Quelques médicaments utiles ne sont plus disponibles, et risquent de disparaître. On ne les fabrique plus parce qu'ils ne sont pas commercialement rentables. C'est le cas du DFMO, employé pour le traitement de la maladie du sommeil, une maladie qui a causé la mort de 150.000 Africains en 1996 et en a laissé 100.000 autres handicapés à vie. La maladie réapparaît en Ouganda et au Soudan où elle affecte plus de 30.000 personnes par an. Depuis les années ‘80, certains médicaments qui traitent des maladies endémiques et transmissibles dans les régions tropicales, telles que le paludisme, la bilharziose, la filariose, la trypanosomiase, les diarrhées, etc… sont plus difficilement disponibles.

La nouvelle thérapie combinée pour la tuberculose est hors de portée de la plupart des Africains qui souffrent de la forme résistante de la maladie.
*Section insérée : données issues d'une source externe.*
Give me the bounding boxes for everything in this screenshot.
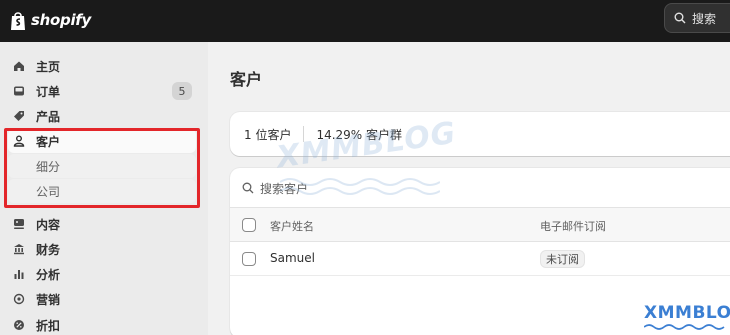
- content-icon: [12, 217, 26, 231]
- sidebar-item-finance[interactable]: 财务: [8, 237, 196, 261]
- table-header: 客户姓名 电子邮件订阅: [230, 208, 730, 242]
- select-all-checkbox[interactable]: [242, 218, 256, 232]
- sidebar-item-label: 主页: [36, 59, 61, 74]
- sidebar-item-products[interactable]: 产品: [8, 104, 196, 128]
- discount-icon: [12, 318, 26, 332]
- sidebar-item-marketing[interactable]: 营销: [8, 287, 196, 311]
- column-header-email-subscription[interactable]: 电子邮件订阅: [540, 218, 606, 234]
- top-bar: shopify 搜索: [0, 0, 730, 42]
- tag-icon: [12, 109, 26, 123]
- bar-chart-icon: [12, 267, 26, 281]
- shopping-bag-icon: [11, 11, 25, 30]
- sidebar-item-label: 订单: [36, 84, 61, 99]
- shopify-logo[interactable]: shopify: [10, 8, 91, 32]
- sidebar-item-orders[interactable]: 订单 5: [8, 79, 196, 103]
- bank-icon: [12, 242, 26, 256]
- watermark-wave: [280, 178, 440, 195]
- column-header-name[interactable]: 客户姓名: [270, 218, 314, 234]
- subscription-status-badge: 未订阅: [540, 250, 585, 268]
- sidebar-item-label: 折扣: [36, 318, 61, 333]
- customer-name[interactable]: Samuel: [270, 251, 315, 265]
- global-search-button[interactable]: 搜索: [664, 3, 730, 33]
- sidebar-item-content[interactable]: 内容: [8, 212, 196, 236]
- brand-name: shopify: [31, 11, 91, 29]
- sidebar-item-label: 产品: [36, 109, 61, 124]
- watermark-corner-wave: [644, 324, 725, 330]
- row-checkbox[interactable]: [242, 252, 256, 266]
- table-row[interactable]: Samuel 未订阅: [230, 242, 730, 276]
- page-title: 客户: [230, 70, 263, 89]
- sidebar-item-label: 内容: [36, 217, 61, 232]
- inbox-icon: [12, 84, 26, 98]
- home-icon: [12, 59, 26, 73]
- search-icon: [674, 12, 686, 24]
- orders-count-badge: 5: [172, 82, 192, 100]
- highlight-box: [4, 128, 200, 208]
- target-icon: [12, 292, 26, 306]
- watermark-corner: XMMBLOG: [644, 303, 730, 323]
- sidebar-item-home[interactable]: 主页: [8, 54, 196, 78]
- sidebar-item-label: 财务: [36, 242, 61, 257]
- global-search-label: 搜索: [692, 11, 717, 26]
- sidebar-item-label: 分析: [36, 267, 61, 282]
- sidebar-item-discounts[interactable]: 折扣: [8, 313, 196, 335]
- sidebar-item-analytics[interactable]: 分析: [8, 262, 196, 286]
- search-icon: [242, 182, 254, 194]
- sidebar-item-label: 营销: [36, 292, 61, 307]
Pas étonnant si l’on sait que le prix du traitement est de quelque 15.000dollars.

A tout cela il faudrait ajouter le problème de l'insuffisance du personnel de santé, aggravé par l'exode de la main d'œuvre médicale. 25% des agents de santé africains travaillent dans les pays occidentaux.

Selon l'OMS cela aussi expliquerait en grande partie le fort taux de mortalité en Afrique. Le Nigeria, le Ghana et la Zambie sont parmi les pays les plus affectés par ce phénomène. La Zambie, notamment, n'a que 600 médecins pour une population de 11 millions d'habitants. Il y a donc dans ce pays un médecin pour quatorze mille personnes. Une étude du ministère zambien de la santé a indiqué que seize mille infirmiers zambiens travaillent rien qu'au Royaume-Uni. «La population dans les pays occidentaux vieillit et la demande en personnel de santé pour s'occuper des personnes âgées grandit.»

Une lueur d’espoir vient, depuis l’année 2000, d’une initiative entreprise sous les auspices des Nations Unies, avec la création d’un fonds de ressources international, le Global Fund. Soutenu par les gouvernements, la Banque Mondiale, le Fonds Monétaire International et des fondations philanthropiques privées, ce projet travaillera pour qu’une réponse plus rapide et globale soit donnée à ces trois maladies majeures: sida, malaria, tuberculose.

 

Remarquable est l’engagement de l’Église dans le domaine de la santé en Afrique (819 hôpitaux, 4.715 dispensaires, 378 léproseries, 890 foyers de vieillards et handicapés, 859 orphelinats, etc.).

Justice & Paix a récemment rappelé que certains financements internationaux et nationaux destinés au secteur sanitaire excluent les activités réalisées par l’Église, au nom des droits à la santé sexuelle et reproductive.

Les programmes de «Changement de conduite» proposés par l’Église ne s’accorderaient pas avec les catégories des droits internationaux à la reproduction et à la sexualité.

Il faut considérer cela, affirme J&P, "une discrimination à base de croyances. Au fond, on ne veut pas reconnaître que les programmes de prévention du sida de l’Église ont une influence positive sur la prévention et le traitement d’un nombre considérable de personnes".